Obfuscated Atom

Early one morning, while staggering home after a night of heavy drinking, I came up with the wild idea of a feed, constructed almost entirely from PE references within an XML DTD. The result would be a valid feed, yet would look nothing like a feed. It was some time before I got a chance to put my my little plan into action, but that was the moment when the idea was first conceived.
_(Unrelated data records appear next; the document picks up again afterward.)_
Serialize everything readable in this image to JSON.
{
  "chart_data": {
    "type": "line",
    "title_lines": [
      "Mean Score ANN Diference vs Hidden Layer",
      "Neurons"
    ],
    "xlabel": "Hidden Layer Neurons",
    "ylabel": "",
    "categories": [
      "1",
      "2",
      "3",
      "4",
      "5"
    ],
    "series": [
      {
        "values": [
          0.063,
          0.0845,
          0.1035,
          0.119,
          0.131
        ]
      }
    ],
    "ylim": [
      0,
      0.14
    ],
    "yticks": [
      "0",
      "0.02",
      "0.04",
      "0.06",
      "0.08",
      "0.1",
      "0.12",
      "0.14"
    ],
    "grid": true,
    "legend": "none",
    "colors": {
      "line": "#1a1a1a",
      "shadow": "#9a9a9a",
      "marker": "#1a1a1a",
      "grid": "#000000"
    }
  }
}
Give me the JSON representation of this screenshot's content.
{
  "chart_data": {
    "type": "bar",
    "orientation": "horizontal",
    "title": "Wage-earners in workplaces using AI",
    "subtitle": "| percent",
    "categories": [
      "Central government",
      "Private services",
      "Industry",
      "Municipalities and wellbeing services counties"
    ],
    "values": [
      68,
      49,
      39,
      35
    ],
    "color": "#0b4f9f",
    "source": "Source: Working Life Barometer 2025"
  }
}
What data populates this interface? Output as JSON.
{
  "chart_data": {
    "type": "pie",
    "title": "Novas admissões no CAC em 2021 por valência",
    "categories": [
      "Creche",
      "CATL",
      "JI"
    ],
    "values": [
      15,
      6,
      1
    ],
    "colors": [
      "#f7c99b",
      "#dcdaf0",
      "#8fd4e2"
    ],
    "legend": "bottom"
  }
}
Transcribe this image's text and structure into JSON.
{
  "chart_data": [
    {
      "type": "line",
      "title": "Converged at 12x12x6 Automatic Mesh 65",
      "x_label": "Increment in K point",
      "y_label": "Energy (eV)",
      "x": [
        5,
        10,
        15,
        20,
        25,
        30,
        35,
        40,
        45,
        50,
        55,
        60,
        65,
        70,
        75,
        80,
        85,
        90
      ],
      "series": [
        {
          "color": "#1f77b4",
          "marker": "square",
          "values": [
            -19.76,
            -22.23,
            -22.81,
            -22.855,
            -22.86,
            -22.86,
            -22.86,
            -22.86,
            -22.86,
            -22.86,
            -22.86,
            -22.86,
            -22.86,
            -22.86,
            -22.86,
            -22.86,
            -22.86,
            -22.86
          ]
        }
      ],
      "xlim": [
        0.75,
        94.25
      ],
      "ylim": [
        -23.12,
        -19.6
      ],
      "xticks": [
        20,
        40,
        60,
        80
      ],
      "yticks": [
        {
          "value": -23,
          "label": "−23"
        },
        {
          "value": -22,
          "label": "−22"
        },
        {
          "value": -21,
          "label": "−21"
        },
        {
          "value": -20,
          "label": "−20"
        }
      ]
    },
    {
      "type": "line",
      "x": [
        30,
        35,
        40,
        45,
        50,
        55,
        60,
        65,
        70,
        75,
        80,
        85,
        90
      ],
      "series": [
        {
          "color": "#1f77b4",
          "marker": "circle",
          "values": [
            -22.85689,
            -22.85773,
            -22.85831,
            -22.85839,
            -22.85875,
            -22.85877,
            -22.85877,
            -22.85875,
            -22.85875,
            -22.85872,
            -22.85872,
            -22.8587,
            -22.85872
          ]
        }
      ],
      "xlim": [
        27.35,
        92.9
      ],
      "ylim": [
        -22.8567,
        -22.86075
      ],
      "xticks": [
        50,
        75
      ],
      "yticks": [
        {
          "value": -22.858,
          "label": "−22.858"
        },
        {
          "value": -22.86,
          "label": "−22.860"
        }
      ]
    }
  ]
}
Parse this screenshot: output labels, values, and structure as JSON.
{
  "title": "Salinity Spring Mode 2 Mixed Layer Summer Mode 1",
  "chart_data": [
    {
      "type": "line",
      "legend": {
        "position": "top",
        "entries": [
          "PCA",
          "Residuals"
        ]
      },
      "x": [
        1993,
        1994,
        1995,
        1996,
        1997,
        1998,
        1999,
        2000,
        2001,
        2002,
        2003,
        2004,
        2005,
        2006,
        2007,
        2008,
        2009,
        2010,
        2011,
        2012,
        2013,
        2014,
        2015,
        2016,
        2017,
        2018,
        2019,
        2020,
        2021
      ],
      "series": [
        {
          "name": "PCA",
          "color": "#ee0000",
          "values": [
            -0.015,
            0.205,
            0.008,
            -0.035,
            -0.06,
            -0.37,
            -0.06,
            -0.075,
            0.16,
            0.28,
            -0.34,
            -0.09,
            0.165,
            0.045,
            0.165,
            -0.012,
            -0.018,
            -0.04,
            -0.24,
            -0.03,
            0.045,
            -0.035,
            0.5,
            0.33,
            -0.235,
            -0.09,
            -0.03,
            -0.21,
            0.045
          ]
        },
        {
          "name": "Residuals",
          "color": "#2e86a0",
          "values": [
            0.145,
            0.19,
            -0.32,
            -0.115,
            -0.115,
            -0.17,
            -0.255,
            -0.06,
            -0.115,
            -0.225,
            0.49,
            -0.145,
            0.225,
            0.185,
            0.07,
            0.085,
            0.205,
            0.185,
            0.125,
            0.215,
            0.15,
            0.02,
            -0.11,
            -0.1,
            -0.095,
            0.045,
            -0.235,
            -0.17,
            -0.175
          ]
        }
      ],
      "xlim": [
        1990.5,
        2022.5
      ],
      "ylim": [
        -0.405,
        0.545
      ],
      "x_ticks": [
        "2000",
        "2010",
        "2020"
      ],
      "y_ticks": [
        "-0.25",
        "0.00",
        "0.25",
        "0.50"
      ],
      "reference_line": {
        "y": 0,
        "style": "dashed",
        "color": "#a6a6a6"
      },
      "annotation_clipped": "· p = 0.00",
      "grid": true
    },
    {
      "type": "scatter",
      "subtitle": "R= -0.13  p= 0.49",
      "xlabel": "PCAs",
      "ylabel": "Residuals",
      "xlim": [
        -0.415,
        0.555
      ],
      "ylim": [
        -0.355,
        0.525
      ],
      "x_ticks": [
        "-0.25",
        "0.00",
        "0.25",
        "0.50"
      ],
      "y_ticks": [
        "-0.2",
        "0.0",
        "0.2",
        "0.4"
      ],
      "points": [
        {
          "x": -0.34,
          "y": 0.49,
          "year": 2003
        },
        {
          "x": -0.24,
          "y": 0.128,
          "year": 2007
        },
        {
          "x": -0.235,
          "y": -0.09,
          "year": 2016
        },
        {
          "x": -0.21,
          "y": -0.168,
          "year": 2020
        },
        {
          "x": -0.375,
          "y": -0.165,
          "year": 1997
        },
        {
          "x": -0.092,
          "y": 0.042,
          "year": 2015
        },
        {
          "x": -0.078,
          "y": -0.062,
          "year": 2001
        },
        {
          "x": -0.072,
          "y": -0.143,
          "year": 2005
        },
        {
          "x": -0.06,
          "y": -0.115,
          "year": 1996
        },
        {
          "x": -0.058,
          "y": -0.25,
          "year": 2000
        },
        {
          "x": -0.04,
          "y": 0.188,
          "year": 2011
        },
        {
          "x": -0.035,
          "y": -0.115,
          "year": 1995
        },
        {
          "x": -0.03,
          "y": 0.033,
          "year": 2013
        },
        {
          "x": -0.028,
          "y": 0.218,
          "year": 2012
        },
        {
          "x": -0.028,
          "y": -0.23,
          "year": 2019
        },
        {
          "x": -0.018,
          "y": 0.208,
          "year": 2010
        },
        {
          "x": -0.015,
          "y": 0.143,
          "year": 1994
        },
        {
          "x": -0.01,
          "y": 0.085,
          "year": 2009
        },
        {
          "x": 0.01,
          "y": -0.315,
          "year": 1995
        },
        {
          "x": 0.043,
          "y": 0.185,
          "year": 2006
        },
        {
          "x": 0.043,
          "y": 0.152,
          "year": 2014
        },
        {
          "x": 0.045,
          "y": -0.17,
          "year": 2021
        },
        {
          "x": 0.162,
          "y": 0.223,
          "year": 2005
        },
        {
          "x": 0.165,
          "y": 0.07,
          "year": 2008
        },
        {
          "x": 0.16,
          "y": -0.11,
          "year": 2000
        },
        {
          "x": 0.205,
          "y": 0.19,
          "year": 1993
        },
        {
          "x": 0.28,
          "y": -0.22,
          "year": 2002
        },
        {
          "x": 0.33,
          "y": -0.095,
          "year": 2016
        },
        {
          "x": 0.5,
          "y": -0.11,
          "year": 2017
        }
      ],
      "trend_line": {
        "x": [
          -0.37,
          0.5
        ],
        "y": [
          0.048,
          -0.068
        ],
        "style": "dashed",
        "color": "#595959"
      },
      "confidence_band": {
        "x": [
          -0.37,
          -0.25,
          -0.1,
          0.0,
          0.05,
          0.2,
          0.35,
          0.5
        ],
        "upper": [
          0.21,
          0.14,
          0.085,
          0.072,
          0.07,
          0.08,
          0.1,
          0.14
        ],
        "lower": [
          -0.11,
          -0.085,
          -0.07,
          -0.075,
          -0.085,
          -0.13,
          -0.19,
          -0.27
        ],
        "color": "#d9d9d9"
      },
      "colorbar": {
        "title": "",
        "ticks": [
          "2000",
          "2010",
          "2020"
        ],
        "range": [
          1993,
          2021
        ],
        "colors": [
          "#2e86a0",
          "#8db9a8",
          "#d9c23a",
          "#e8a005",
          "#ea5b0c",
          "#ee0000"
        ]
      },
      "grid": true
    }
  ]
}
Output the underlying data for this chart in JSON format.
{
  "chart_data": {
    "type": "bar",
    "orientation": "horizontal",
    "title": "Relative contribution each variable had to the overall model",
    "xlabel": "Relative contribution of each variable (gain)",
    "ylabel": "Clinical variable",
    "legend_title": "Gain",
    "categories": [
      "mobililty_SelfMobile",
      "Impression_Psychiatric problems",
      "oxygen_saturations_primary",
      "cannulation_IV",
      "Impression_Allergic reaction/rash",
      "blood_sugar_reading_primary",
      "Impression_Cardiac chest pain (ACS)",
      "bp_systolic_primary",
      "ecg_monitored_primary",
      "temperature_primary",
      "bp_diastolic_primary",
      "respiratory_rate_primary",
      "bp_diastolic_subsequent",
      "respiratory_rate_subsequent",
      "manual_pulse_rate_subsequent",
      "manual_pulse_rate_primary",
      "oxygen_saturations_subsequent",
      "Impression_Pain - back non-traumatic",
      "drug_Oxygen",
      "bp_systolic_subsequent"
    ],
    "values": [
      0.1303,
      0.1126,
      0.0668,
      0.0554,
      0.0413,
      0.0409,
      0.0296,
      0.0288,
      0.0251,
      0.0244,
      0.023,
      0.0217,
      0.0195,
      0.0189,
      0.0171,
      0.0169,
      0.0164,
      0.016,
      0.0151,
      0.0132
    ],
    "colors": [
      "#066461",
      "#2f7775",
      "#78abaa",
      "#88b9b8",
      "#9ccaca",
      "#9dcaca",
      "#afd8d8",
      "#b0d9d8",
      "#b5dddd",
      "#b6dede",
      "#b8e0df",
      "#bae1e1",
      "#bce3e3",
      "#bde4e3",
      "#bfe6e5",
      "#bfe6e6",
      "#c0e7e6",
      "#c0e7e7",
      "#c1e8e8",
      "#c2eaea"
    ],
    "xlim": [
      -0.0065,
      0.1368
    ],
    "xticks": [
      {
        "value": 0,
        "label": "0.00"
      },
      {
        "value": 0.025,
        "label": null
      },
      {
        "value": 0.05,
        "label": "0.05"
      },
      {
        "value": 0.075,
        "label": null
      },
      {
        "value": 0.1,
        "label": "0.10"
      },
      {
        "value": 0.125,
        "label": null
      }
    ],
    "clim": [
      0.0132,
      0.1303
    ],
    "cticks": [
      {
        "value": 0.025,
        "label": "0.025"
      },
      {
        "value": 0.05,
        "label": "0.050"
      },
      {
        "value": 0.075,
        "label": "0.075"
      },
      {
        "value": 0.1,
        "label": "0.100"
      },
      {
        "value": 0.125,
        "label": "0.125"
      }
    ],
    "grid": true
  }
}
I’ll spare you all the boring details of the construction, and just say that the final result ended up looking something like this:

<?xml version="1.0" encoding="utf-8"?>
<!DOCTYPE feed [
<!ENTITY a 'http://www.w3.org/2005/Atom'>
<!ENTITY b '&e;&f;&g;&h;&i;'>
<!ENTITY c 'tag:xn--8ws00zhy3a.com,2006-05-04:/tests/atom/obfuscated/'>
<!ENTITY d 'http://www.xn--8ws00zhy3a.com/tests/atom/obfuscated/'>
<!ENTITY e '<title>Obfuscated Atom</title>
  <updated>2007-10-19T00:00:00+00:00</updated>
  <id>&c;</id><link rel="alternate" href="&d;"/>
  <link rel="self" href="&d;1_4.atom"/>
  <author><name>James Holderness</name></author>'>
<!ENTITY % a '<entry><title>This is title #'>
<!ENTITY % b '</title><updated>2007-10-18T23:'>
<!ENTITY % c ':00+00:00</updated><id>&c;'>
<!ENTITY % d '</id><link href="&d;'>
<!ENTITY % e '.html"/><summary type="html">
  This is the &lt;code&gt;summary&lt;/code&gt; for entry number '>
<!ENTITY % f '.</summary></entry>'>
<!ENTITY % g '<!ENTITY f "&#37;a;1&#37;b;59&#37;c;1&#37;d;1&#37;e;1&#37;f;">'>
<!ENTITY % h '<!ENTITY g "&#37;a;2&#37;b;58&#37;c;2&#37;d;2&#37;e;2&#37;f;">'>
<!ENTITY % i '<!ENTITY h "&#37;a;3&#37;b;57&#37;c;3&#37;d;3&#37;e;3&#37;f;">'>
<!ENTITY % j '<!ENTITY i "&#37;a;4&#37;b;56&#37;c;4&#37;d;4&#37;e;4&#37;f;">'>
%g;%h;%i;%j;
]>
<feed xmlns="&a;">&b;</feed>

Of course this is a contrived example, with a lot of repeated content, but the techniques employed could just as easily be applied to a real feed (although the compression wouldn’t be nearly as effective).

If you’re curious whether your feed reader can handle something that ridiculous, try subscribing to this URL. There’s also a text/xml version of the feed, which should produce a neat view of the expanded XML (at least from within Firefox).

Surprisingly, there were a number of feed readers that had no problems with the feed: Bloglines, the Firefox feed preview and Snarfer being just some examples. The XML Syntax Checker at XML.com considered it well-formed. The Feed Validator considered it valid. However, the parser in Internet Explorer was not at all happy with the XML, returning the error: “Parameter entities cannot be used inside markup declarations in an internal subset”.

Now that isn’t a big deal as far as the IE feed reader is concerned, since it wouldn’t support feeds containing a DTD anyway. However, it is a problem for other Windows-based feed readers which use the same XML parser (RSS Bandit being one example, if I’m not mistaken).

The question is, who is correct? Should IE’s XML parser be capable of processing that DTD, or should the XML.com Syntax Checker and the Feed Validator have been returning an error?

Any XML experts out there with an opinion on this?